Linkage is one of the concepts developed after Mendel developed his initial basis of genetics. Given that diabetes is an example of linkage, this would make it post-mendelian. Approximately 73% percent of type one diabetes is shown to be subject to allele transferring or sharing of ASP pairs shown in a study with siblings (Risch, 2000).
It is often misunderstood among the populace that someone necessarily must be overweight to be diagnosed with diabetes. Diabetes can be an apparent condition in anyone with a hereditary pool. According to the American Diabetes Association, as of 2015, over 9.4% of the population in the U.S. alone was diagnosed with diabetes of one form or another, and 1.5 million every year. They say that the top four ethnicities that make up the diagnosed population are currently Asian Americans (8%), Hispanics (12.1%), African Americans (12.7%), and the combined group of American Indians as well as Alaskan natives (15.1%). Since diabetes is polygenic, it’s difficult to say exactly what the cause of these concentrations is.
Adaptive Nature of Diabetes Types and Management Challenges
The more adaptive type of diabetes is type two diabetes because it tends to stay dormant until someone develops obesity or a generally unhealthy lifestyle. This means that it tends to arise or be more likely to arise if the body is taking in and storing an overwhelming amount of carbohydrates or glucose, to begin with. Both types can prove the body somewhat adaptive because the side effects are just the body trying to accommodate it. For example, when the body isn’t getting enough from its intake, it begins to feed off of what’s stored in the body, resulting in weight loss (Gerstein, 2013).
Unfortunately, the condition’s unpredictability caused by its polygenetic causes and multi-effect results make it not only difficult to diagnose but incurable as well. However, an individual can combat many of the symptoms by self-injecting insulin shots on a daily basis (Gerstein, 2013).For these reasons, it can be concluded that, yes, diabetes is largely on account of genetics, but in a lot of cases, mainly type two, lifestyle has to be taken into account.
References:
- Gerstein, H. C. (2013). Diabetes: Chronic Complications (3rd ed.). John Wiley & Sons.

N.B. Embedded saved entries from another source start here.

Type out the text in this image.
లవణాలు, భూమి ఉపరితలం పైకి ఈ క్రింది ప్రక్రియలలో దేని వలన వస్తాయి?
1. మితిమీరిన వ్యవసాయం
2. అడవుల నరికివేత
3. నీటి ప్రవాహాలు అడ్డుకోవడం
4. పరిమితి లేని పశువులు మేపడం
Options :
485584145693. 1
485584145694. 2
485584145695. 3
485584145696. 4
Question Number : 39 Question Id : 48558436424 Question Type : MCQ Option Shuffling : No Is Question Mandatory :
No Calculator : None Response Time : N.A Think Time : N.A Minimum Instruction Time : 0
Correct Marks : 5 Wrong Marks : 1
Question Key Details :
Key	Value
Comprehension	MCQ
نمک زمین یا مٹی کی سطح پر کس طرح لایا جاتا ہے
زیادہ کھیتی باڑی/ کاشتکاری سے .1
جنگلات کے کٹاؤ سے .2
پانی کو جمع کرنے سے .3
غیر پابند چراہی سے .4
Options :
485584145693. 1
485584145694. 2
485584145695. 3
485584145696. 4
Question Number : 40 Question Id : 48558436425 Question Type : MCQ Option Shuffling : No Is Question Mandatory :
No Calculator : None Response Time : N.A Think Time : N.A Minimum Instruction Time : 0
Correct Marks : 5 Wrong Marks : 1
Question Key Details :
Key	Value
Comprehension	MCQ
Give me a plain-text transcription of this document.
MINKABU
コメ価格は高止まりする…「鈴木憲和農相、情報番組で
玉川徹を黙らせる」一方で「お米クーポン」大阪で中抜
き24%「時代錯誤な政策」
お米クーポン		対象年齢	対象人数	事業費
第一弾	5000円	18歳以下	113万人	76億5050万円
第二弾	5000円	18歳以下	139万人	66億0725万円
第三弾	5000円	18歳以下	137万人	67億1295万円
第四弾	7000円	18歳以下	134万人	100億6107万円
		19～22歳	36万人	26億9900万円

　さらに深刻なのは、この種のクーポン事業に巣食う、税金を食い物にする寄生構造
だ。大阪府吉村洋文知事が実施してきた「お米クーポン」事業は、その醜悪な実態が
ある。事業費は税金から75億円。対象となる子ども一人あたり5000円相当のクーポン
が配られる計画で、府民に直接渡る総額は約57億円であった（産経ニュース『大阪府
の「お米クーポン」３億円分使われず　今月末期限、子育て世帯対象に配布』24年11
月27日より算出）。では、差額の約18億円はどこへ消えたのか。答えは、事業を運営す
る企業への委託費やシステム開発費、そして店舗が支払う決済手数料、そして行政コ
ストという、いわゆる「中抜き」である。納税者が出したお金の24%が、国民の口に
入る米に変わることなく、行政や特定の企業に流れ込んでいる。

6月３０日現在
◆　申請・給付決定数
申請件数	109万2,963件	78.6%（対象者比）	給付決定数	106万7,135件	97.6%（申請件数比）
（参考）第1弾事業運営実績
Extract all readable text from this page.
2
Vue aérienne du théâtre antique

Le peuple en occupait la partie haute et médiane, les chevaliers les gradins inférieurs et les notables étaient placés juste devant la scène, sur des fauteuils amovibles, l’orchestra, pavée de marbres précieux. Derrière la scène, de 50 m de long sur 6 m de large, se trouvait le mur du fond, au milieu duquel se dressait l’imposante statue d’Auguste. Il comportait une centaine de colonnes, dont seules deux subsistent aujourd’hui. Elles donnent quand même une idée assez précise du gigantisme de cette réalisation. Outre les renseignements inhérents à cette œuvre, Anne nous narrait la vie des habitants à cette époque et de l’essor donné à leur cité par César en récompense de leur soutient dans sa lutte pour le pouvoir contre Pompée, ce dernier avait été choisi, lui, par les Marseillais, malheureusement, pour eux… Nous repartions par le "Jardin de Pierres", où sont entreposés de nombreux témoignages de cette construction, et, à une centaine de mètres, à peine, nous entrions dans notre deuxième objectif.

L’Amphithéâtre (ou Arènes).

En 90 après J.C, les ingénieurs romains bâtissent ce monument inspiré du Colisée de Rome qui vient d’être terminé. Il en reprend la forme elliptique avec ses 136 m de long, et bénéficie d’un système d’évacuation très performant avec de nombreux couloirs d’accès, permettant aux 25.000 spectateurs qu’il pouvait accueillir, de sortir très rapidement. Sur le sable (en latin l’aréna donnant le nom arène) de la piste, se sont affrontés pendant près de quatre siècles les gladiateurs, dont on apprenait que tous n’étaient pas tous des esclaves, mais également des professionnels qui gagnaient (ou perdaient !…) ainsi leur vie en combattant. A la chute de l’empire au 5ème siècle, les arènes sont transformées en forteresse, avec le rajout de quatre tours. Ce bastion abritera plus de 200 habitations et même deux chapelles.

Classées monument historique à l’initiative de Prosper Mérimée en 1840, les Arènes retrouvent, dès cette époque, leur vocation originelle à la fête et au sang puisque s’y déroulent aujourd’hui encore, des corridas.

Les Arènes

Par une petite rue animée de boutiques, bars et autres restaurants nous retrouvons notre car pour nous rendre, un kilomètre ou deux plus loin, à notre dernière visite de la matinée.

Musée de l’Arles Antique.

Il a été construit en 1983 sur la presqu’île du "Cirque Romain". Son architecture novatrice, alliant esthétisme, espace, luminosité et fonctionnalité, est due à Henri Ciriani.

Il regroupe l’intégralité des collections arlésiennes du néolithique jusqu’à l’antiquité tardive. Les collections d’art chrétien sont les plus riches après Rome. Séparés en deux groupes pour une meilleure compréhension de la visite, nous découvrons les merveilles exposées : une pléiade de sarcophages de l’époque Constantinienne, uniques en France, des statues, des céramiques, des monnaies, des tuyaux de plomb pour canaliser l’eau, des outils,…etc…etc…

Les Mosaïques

- Nistico, L. (1996). CTLA-4 in autoimmune diseases. Annals of the New York Academy of Sciences, 778, 325-332.
- Nieuwenhuijze, A., & Liston, A. (2015). The multifaceted role of the thymus in tolerance. Immunology and Cell Biology, 93(9), 787-793.
- Osborn, C. Y. (2013). Inherited diabetes: Betrayal of the pancreas. Journal of Diabetes & Metabolism, 4(6), 279.
- Risch, N. (2000). Linkage strategies for genetically complex traits: I. Multilocus models. American Journal of Human Genetics, 66(6), 1773-1784.
- American Diabetes Association. (2015). National Diabetes Statistics Report, 2014. Diabetes Care, 38(Supplement 1), S1-S93.